SoundXBase had a Grammy-connected accelerator, a first-of-its-kind DAW plugin, live events, and workshop programs, all real, all ambitious. What they didn't have was a brand or a website that could hold it together. We built both.
SoundXBase came to us with real product. The Accelerator was running in partnership with Rolling Stone MENA, with Grammy-winning mentors attached. SoundX:Control was a DAW plugin nobody else had built. Four:Weekers had real instructors and real curriculum. Live events were booking international artists.
None of it was visible. No brand, no website, nothing to tie it together. Four products, four audiences, four completely different conversations, and no common thread holding them under the same name.
Before any pixels, a position. SoundXBase isn't a music school, a software company, or a promoter, it's all three, and something harder to define. The visual system had to reflect that. Dark-first. A single bold accent that's genuinely ownable in a market full of generic music-blue and radio-red. Typography built for stage screens and phone navs equally.
Four verticals, one URL. We mapped six distinct user types, the emerging artist, the aspiring producer, the tech-forward performer, the live event attendee, the industry professional, the potential partner. Each needed a different entry point. The site architecture came out of that mapping, not the other way around.
Component-first from day one. Workshop cards, event posters, waitlist forms, partnership headers, all pulling from the same design system. The team can add a new mentor, a new workshop, a new artist without touching the underlying visual logic. 98 on Lighthouse. Fully responsive. Six weeks brief to live.
The brief was to build a brand that could hold four very different product lines, accelerator, tech plugin, workshops, live events, without any of them feeling grafted on. Most agencies would have designed four sub-brands. We didn't.
The visual system is deliberate and simple. Deep black. One bold purple accent. Type that reads on a stage screen and still works at 375px. The X in the wordmark isn't decoration, it's where sound and technology actually meet. That's the brand.
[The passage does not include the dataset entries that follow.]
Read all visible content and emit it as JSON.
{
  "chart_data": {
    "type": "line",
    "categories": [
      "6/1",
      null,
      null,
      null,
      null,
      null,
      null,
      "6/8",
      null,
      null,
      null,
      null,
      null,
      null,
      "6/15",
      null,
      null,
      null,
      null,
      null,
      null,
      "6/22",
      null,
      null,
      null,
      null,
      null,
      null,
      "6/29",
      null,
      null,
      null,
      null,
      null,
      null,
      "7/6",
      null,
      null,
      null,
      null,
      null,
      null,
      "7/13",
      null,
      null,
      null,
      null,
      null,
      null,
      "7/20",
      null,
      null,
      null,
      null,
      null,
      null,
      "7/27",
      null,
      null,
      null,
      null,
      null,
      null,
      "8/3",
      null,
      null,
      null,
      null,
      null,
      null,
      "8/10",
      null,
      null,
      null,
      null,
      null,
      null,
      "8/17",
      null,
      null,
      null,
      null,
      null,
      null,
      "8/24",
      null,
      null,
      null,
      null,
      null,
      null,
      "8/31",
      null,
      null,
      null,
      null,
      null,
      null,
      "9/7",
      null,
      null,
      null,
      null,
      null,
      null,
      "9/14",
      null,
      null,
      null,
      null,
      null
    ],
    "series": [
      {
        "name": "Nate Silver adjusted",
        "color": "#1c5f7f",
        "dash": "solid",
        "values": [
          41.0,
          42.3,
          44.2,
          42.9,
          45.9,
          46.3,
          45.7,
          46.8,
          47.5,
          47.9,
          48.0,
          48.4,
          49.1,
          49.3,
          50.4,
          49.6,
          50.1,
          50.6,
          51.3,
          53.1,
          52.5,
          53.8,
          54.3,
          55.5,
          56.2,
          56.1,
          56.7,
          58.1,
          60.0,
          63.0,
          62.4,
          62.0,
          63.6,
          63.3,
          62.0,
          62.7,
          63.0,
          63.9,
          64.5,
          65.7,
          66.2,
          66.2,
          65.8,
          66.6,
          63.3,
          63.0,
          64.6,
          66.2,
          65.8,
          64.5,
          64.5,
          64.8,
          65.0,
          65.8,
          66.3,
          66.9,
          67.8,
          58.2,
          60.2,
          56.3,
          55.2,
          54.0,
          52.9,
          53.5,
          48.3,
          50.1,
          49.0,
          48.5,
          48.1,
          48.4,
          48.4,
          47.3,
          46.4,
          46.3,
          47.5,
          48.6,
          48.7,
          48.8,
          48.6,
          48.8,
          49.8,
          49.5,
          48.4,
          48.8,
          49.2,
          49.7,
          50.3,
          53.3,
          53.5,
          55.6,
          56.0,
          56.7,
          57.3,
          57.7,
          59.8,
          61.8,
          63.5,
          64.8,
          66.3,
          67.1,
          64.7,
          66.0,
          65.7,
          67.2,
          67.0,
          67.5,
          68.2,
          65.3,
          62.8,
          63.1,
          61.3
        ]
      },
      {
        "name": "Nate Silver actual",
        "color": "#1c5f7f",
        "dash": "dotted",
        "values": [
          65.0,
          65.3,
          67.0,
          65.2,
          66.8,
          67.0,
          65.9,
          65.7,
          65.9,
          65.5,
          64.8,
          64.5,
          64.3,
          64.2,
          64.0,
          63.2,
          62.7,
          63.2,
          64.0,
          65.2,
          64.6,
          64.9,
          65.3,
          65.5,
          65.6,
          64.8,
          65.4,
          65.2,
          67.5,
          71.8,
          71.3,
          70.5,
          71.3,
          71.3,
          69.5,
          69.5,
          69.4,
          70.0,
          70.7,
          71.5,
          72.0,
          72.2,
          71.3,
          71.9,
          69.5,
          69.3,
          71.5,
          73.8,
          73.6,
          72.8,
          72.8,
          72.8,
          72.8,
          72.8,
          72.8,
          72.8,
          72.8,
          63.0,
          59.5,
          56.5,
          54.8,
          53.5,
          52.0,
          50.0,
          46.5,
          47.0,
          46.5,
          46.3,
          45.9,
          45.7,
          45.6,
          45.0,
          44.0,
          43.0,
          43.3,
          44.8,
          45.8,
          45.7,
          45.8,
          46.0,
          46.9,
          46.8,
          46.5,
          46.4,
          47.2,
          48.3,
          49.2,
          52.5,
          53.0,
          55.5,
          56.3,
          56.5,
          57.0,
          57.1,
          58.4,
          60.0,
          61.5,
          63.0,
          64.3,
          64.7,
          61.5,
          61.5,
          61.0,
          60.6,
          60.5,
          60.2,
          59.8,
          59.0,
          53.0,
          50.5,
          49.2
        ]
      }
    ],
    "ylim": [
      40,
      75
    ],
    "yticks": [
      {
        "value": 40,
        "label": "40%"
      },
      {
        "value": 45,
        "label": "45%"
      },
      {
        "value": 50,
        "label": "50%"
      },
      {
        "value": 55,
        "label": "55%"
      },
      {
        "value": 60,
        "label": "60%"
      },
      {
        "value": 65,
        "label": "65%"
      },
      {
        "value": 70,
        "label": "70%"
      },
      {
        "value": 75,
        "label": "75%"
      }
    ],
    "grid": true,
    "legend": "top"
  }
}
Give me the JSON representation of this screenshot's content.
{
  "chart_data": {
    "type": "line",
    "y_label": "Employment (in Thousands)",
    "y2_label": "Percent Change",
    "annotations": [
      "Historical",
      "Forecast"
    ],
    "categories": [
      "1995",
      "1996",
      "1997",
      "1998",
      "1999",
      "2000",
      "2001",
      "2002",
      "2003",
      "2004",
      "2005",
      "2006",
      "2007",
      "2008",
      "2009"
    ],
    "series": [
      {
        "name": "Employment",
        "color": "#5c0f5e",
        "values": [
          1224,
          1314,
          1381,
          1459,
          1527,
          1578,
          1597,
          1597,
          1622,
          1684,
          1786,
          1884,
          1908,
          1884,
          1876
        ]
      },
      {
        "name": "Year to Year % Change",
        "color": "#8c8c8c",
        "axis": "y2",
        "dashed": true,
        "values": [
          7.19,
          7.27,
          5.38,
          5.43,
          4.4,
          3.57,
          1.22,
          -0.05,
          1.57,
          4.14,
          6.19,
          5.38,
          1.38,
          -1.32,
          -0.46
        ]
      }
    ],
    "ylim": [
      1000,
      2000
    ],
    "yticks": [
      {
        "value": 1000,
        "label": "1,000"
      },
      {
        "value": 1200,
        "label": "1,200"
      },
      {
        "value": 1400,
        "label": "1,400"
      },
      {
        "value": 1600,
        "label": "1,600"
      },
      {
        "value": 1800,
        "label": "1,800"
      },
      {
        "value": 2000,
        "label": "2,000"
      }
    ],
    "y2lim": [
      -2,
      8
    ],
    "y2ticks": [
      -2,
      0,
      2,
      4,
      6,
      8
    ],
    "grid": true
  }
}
Music brands usually look like the music. Waveforms, equaliser bars, neon gradients. SoundXBase needed to feel like the infrastructure underneath it, the backbone, not the spectacle. That's why it scales across all four verticals without falling apart.
The IA problem was real. Someone landing on soundxbase.com might be a Bangalore producer applying for the accelerator, a Dubai DJ eyeing the workshop, a label A&R scouting through the events archive, or a performer curious about the plugin. Same URL. Completely different needs.
Each vertical has its own lead logic: the Accelerator opens with credibility (Rolling Stone MENA, Grammy mentors, LPME Studios). The plugin leads with novelty. Workshops lead with clarity. Live events lead with energy. You find what's relevant within the first scroll, not after hunting through a sitemap.
The brief was "make us look as good as we actually are." That's harder than it sounds.
The accelerator partnership with Rolling Stone MENA is real. The plugin is technically unprecedented, no one else has built gesture-based DAW control using just a webcam. The mentors are Grammy-winners. When the product is genuinely that strong, the worst thing a designer can do is over-decorate it. We went the other way: dark background, white type, one bold accent. Get out of the way. Let what's actually there land.
All four products had been growing in parallel, each with its own audience, its own pitch, its own orbit. The accelerator had traction. The plugin had early users. The workshops were running. None of them shared a visual language, and none of them had a brand big enough to prove they belonged to the same company.
Our job wasn't to make SoundXBase look more impressive, what they'd built was already impressive. The job was to build a container big enough for all four products to sit inside without any one of them looking like the odd one out. One brand. One site. Four distinct things that still feel like they belong together.
First brief call to live site: six weeks. 98 on Lighthouse. A design system the team can extend without calling us.